The Dunedin neurosurgery hub was part of the South Island service, so the wider region benefited from establishing the Neurological Foundation Chair in Neurosurgery.

As the Dunedin hub became established, clinical work from Christchurch and further afield would be sent south. The types of surgery carried out in Dunedin and Christchurch would become clearer as the South Island service developed, with the sites having their own specialties.

A key area for Dunedin sub-specialisation was radiosurgery.

At present, Dunedin was the only New Zealand site delivering that service, Mr MacFarlane said.

The Ministry of Health is reviewing radiosurgery because of increasing demand, and Mr MacFarlane, who is on the review committee, hoped the outcome would see a heavier caseload for Dunedin.

"[Dunedin radiosurgery is] a well-established unit. It has a worldwide reputation and an expertise that puts it way ahead."

The outcome of the review was uncertain, although Dunedin would definitely retain the service.

Radiosurgery involves intense beams of radiation directed at hard-to-reach tumours.

It was likely that coiling, which involved inserting tiny coils to treat aneurysms, would remain solely in Christchurch, where it was well established.

Mr MacFarlane, who once lobbied for all South Island neurosurgery to be Christchurch-based, said the Canterbury earthquakes changed his perception.
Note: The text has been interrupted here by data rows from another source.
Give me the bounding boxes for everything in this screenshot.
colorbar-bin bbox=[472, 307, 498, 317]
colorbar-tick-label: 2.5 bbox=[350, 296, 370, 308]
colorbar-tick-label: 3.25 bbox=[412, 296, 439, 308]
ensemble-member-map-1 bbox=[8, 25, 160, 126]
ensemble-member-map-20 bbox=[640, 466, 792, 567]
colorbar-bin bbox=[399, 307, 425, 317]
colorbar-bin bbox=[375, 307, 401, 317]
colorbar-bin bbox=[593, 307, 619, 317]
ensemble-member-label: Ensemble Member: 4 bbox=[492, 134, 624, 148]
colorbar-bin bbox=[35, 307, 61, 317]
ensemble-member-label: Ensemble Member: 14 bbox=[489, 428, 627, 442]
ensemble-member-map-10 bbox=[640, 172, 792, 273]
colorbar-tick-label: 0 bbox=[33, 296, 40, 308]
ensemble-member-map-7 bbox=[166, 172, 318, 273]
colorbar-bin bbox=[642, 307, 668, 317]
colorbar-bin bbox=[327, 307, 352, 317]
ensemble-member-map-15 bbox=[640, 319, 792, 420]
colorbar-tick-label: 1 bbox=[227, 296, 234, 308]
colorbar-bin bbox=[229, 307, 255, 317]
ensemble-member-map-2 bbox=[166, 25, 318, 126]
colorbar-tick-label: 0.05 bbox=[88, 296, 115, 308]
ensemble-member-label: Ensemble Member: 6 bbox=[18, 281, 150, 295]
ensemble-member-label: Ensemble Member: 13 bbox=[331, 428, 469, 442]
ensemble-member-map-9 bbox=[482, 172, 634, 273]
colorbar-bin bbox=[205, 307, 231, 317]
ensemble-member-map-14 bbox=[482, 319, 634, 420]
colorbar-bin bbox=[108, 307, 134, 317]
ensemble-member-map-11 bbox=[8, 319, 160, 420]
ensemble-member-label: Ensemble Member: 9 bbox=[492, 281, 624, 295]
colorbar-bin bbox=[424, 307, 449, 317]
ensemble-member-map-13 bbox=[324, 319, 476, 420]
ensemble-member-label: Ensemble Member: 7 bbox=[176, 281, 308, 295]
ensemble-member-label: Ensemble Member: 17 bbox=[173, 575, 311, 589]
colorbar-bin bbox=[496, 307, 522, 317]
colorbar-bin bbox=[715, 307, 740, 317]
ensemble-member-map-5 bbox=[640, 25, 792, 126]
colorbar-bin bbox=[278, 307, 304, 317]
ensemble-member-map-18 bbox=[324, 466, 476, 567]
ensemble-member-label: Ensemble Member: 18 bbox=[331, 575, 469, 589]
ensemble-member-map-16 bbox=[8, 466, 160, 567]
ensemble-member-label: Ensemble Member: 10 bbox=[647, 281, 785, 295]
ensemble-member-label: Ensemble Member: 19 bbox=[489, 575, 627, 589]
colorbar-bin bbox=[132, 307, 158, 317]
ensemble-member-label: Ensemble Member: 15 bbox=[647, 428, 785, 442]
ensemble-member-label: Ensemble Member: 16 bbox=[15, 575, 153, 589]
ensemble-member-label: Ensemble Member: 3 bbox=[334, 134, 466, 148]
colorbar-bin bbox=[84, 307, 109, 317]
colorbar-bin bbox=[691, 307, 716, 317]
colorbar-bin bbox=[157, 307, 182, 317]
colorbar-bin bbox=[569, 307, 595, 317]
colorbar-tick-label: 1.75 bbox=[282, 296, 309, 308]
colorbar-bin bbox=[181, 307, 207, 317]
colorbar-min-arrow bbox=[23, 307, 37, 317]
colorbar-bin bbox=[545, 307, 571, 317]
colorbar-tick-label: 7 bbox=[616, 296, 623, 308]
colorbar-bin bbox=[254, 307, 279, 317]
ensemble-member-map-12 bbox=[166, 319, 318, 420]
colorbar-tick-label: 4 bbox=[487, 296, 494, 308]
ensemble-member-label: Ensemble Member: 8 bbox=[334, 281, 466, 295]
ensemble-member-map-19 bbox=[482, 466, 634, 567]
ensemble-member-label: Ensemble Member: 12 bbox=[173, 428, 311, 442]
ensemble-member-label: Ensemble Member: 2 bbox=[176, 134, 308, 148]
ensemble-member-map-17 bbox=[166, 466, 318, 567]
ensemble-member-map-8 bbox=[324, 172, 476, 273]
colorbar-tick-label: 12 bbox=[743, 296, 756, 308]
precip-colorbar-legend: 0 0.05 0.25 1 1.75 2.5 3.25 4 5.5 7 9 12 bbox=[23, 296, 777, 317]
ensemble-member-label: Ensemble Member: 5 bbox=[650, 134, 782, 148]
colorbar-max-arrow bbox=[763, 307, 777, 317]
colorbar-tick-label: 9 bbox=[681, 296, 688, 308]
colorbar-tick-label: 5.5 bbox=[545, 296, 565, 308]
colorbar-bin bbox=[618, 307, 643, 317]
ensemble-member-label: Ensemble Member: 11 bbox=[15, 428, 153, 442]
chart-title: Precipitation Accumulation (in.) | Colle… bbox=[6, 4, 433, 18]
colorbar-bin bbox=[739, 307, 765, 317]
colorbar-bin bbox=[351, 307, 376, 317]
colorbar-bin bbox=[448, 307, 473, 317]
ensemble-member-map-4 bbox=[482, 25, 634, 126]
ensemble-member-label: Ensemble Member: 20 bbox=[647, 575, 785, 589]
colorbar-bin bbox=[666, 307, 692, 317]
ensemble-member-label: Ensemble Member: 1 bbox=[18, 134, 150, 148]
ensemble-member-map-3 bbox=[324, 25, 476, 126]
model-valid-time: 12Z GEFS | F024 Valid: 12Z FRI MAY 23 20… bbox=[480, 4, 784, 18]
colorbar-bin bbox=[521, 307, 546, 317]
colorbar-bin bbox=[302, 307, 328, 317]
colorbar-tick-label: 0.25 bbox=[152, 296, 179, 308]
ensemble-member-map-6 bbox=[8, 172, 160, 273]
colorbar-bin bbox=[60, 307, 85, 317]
Duplicating highly resourced clinical units was expensive, but it was important to have different sites of treatment in the event of access difficulties.

Mr MacFarlane said the Dunedin hub was functioning well.

Resident neurosurgeon Ahmad Taha was supported by a locum, and neurosurgeons from the Christchurch hub, as well as Wellington.

Neurosurgery was a misunderstood specialty. People wrongly assumed head injuries accounted for most of the work.

In fact, no more than 5% of the work dealt with serious head trauma. haemorrhages, aneurysms, tumours and spinal conditions accounted for much bigger proportions, Mr MacFarlane said

What is neurosurgery?

• Involves the operative and non-operative treatment of diseases and conditions of the nervous system - the brain, cranial nerves, pituitary gland, spinal cord, peripheral nerves and the coverings of all these structures.